Sidney Stratton (Guinness) is a brilliant but amoral and virtually unemployable research chemist on the verge of perfecting an everlasting artificial fiber, one that never gets dirty and never wears out. As the story begins, Sidney is employed at Corland Textile Mills, but is sacked when its president, Michael Corland (Michael Gough) is horrified to learn of Sidney GBP 4,000 expenditures on unauthorized laboratory equipment. Later, he goes to work at Birnley Mill, accidentally becoming an unpaid research assistant, but which allows him access to their superior laboratory. There he has his big breakthrough.
The fiber is something indeed. Conventional shears can't cut through it, so a single white suit (it can't absorb dyes) is fashioned, its pattern cut using a blowtorch. Dirt slides right off it, and because of radioactive ingredients, it exudes a slight glow, like the clothes later worn by the residents of Krypton in the 1978 Superman.

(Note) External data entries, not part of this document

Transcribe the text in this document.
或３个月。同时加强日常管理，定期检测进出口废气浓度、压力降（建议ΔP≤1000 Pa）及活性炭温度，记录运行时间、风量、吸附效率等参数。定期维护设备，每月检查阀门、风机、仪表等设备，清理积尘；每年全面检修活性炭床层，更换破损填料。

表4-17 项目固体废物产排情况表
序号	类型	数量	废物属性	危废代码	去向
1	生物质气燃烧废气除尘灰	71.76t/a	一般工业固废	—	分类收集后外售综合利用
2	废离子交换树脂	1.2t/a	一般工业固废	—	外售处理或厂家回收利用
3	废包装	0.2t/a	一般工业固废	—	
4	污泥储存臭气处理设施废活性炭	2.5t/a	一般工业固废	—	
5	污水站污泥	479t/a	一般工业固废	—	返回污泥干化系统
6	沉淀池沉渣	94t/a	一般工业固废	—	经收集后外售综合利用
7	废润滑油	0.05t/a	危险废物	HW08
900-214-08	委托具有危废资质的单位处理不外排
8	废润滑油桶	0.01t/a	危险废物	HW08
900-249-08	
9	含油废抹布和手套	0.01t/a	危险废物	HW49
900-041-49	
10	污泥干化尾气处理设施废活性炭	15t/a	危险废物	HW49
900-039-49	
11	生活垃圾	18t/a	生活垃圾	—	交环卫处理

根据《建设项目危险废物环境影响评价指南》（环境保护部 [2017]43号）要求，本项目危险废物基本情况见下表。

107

Only then does everyone - except Sidney - comprehend the ramifications of the stupendous invention. Once enough clothes using this new fiber are manufactured, the textile mills will become obsolete. Industry patriarch Sir John Kierlaw (ancient-looking Ernest Thesiger) supervises efforts by Conrad and Sidney's current boss, company president Alan Birnley (Cecil Parker) to pay off the eccentric inventor and suppress the fiber's dissemination. Meanwhile, the trade unions, particularly shop steward Bertha (Vida Hope) and Harry (Duncan Lamont) and others, realize they'll soon be out of work if the fiber is put into production.
For his part, Sidney is concerned only with "progress," its impact on management and trade unions be damned. In this respect, The Man in the White Suit is rather fascinating. The movie audience in the first-half of the picture is in Sidney's corner: we want him to succeed. The concerns of greedy textile executives and didactic labor union complaints at first seem trivial and self-centered until near the end, when Sidney encounters an elderly, working-class lady who asks, "What about my bit of washing when there's no washing to do?" How is she to make a living?
Sidney's general lack of empathy is not far removed from Dr. Death, the subject of Errol Morris's brilliant 1999 documentary about a self-styled execution technician, who strived for more efficient and supposedly humane ways to carry out capital punishments of condemned criminals. Buried in his "work," he's amoral (as opposed to immoral) about the consequences of his innovations; he's only interested in pleasing himself with his cleverness. Just like Sidney.
Of course, in early 1950s terms, the seemingly harmless if glowing white suit is also drawing parallels to the dangers of nuclear innovation, of scientists lost in their fascination with creating atomic and nuclear bombs without carefully considering how they might be used.
And yet The Man in the White Suit is so drolly entertaining it's only after it's over that one becomes completely aware of its depth. Guinness, for one, creates a unique character, drawing many of his expressions and even some of the ways his body moves from comic Stan Laurel, but with a fiery curiosity and eccentricity more like the android Data from Star Trek: The Next Generation. (Did actor Brett Spiner, in turn, partly base that character on elements of Guinness's character? Could be.)
As with other Ealing comedies of this period, the superb supporting cast delight with their moderately broad characterizations. Michael Gough and Cecil Parker could expertly play, respectively, conniving and pompous company heads in their sleep, but it's also great to see the less well-known Vida Hope personifying the classic ‘50s British shop steward, Miles Malleson (sans toupee) as a bemused tailor, among others.
Playing Sidney's love interest, caught in a kind of triangle with Gough's character, is the uniquely talented Joan Greenwood, whose exquisitely enunciated raspy voice is sexy indeed. Her own eccentric career took many strange turns and she never became more than a highly-sought character actress, but in The Man in the White Suit she really sparkles.
Video & Audio
? Sourcing an earlier 2K restoration, the black-and-white, 1.37:1 standard size The Man in the White Suit looks very good, slightly soft here and there but generally impressive. The DTS-HD 2.0 Master Audio (mono) is likewise fine. Optional English subtitles are provided on this region "A" disc.
Supplements include a trailer and audio commentary by film historian Dean Brandum, but the real treat here is a 14-minute featurette, "Revisiting The Man in the White Suit," which features interviews with director Stephen Frears (who now looks like Duncan Lamont!), and film historians Ian Christie and Richard Dacre, who all make interesting observations about the film.
Delightful, The Man in the White Suit is a DVD Talk Collectors Series title.